El escritor, o el hombre que “duda, lee, escribe, viaja”, como lo define en las antípodas de la solemnidad la nota biográfica que incluye el volumen, hace suya una convicción de Borges, la de que cada día pasamos “al menos unos instantes en el paraíso”. Ybarra remueve las ascuas de la memoria para avivar un fuego amable que reconforte: antes que la pesadumbre de la elegía, prefiere la celebración. “Quería compartir recuerdos bonitos, dar gracias por la gente buena que ha estado a mi alrededor y las cosas interesantes que he podido hacer. Buscaba que el tono del libro fuera como un abrazo, que en cierto modo es la imagen que me sugiere la literatura”.

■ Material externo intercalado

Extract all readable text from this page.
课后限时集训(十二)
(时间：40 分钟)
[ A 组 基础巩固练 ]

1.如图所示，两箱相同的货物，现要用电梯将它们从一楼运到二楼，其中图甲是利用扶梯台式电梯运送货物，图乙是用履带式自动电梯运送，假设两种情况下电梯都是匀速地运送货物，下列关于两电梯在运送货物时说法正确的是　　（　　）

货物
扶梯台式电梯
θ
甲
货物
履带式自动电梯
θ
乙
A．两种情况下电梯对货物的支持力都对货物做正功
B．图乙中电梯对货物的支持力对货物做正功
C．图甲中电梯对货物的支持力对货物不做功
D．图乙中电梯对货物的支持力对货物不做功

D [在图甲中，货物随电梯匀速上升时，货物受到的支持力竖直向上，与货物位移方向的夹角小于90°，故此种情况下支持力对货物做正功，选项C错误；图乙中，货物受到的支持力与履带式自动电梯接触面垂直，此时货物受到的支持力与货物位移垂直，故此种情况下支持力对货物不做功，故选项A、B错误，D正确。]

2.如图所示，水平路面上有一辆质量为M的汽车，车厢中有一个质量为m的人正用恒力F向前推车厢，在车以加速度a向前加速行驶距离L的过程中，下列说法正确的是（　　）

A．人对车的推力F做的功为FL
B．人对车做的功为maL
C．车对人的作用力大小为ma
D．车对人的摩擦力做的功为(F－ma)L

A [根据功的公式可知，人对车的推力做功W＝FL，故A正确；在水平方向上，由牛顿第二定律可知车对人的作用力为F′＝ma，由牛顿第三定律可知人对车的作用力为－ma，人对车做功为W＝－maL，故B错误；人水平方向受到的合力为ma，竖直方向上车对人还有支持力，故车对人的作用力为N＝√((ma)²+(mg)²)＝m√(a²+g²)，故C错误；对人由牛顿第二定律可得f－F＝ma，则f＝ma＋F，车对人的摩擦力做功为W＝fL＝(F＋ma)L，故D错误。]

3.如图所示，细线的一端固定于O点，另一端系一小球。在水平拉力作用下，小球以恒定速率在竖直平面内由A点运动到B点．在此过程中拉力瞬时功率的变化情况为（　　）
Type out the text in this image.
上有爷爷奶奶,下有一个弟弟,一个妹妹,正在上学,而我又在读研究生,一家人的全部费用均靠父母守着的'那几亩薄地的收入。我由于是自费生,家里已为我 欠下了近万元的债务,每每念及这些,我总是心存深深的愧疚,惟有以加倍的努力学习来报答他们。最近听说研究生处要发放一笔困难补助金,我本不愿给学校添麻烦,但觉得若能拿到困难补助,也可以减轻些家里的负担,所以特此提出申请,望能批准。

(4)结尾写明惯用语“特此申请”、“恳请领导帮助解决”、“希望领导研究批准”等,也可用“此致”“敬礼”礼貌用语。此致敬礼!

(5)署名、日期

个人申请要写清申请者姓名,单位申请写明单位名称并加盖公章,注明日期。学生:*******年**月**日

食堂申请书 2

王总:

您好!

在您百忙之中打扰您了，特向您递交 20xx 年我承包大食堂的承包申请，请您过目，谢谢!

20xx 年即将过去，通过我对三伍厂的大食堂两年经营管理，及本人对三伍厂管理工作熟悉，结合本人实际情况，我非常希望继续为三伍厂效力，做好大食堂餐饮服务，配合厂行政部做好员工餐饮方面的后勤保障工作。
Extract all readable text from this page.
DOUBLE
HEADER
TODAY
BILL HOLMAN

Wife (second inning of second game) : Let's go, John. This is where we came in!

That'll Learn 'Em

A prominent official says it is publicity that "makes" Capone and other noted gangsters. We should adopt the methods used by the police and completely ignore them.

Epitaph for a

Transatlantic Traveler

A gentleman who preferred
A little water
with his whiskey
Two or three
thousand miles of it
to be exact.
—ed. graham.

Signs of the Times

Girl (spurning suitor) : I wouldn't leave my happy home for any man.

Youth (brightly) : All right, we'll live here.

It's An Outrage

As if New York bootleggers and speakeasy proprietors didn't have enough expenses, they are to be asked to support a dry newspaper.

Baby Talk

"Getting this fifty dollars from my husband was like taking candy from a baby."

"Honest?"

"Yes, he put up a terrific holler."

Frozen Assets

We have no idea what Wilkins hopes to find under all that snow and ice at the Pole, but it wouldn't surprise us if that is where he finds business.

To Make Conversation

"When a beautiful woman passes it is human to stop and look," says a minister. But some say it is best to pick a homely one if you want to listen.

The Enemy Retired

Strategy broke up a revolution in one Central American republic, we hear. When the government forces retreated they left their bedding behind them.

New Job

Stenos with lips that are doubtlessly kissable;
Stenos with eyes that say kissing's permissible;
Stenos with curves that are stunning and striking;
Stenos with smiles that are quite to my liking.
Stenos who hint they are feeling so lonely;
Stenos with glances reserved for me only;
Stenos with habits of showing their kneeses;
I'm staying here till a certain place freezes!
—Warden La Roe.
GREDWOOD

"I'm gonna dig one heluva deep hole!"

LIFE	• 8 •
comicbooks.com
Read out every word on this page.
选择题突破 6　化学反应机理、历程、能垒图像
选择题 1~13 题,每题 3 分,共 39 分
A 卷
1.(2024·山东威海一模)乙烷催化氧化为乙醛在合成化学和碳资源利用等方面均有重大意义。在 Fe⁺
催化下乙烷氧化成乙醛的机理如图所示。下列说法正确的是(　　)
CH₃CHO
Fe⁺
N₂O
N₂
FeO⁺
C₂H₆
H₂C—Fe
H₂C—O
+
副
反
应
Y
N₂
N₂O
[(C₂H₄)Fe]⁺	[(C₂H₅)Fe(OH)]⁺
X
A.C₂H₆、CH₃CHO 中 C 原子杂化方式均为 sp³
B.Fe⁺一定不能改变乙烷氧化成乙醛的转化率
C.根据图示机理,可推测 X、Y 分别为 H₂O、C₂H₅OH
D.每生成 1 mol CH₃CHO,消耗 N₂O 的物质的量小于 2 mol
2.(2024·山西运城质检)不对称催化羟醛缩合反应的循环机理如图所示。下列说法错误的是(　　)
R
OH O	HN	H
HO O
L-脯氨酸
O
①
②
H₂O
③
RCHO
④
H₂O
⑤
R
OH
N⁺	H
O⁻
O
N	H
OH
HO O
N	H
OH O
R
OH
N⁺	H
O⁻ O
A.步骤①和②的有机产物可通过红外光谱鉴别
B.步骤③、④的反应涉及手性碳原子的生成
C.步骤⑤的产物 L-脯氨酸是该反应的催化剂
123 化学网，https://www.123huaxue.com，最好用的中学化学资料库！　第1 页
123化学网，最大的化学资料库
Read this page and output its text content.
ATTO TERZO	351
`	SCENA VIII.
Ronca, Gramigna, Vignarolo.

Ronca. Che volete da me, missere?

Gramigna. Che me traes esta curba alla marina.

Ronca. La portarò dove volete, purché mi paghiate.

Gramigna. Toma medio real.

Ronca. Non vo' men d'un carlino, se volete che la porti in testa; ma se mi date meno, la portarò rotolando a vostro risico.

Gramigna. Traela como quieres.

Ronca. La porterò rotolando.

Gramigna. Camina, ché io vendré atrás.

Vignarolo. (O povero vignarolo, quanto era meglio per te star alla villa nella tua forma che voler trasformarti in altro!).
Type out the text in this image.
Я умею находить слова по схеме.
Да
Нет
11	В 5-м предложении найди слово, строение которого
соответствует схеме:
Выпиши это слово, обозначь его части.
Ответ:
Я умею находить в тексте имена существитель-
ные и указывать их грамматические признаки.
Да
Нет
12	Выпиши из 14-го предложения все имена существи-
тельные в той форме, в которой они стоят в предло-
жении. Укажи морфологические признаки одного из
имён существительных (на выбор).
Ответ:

No todas las reminiscencias son plácidas: Ybarra se sintió en la infancia señalado por haber nacido en Barcelona. “Recuerdo que otro niño me dijera, a mis once años, que sentía asco cuando los políticos catalanes hablaban en catalán”, cuenta uno de los 338 párrafos numerados que componen Todo lo que pasa cuando nada pasa. “Mirado con perspectiva, compruebo que quizás eso hizo que no me sintiera de ningún sitio, que no me sintiera de aquí”. No fue hasta muchos años después, cuando trabajaba en China, que al narrador le asaltó un sentimiento de pertenencia: “Yo me reconcilié con Sevilla allí, y con mi país. Hasta entonces, la palabra España tenía para mí sobre todo connotaciones políticas, pero en la distancia España era mi familia, eran mis amigos, el paseo arbolado que hay en Jaca y por el que caminaban mis abuelos”.
Fue el idioma el que propició que Ybarra entendiera de dónde venía. “En mi primera clase de español en China tuve que dejar de hablar porque iba a empezar a llorar. Fue emocionante oír expresiones como buenos días, hola, que estaba diciendo gente de una cultura muy distinta, pero que eran las palabras que usaban cada día mis padres o mis hermanos”.
En Todo lo que pasa cuando nada pasa, ilustrado con fotografías personales del autor, Ybarra recorre mundo y visita enclaves tan diversos como Líbano, Bolivia, Albania o Corea del Norte. Algunos escenarios, como Siria o Ucrania, aún no conocían la devastación de la guerra. “Recuerdo”, escribe, “el trajín en el zoco de Alepo, los tarros, los colores, las balanzas, la carne de camello, el aire laberíntico, la escasa iluminación, y quienes hablaban, saludaban, entraban y salían porque tenían ahí su mundo, ése que desapareció tres años después”.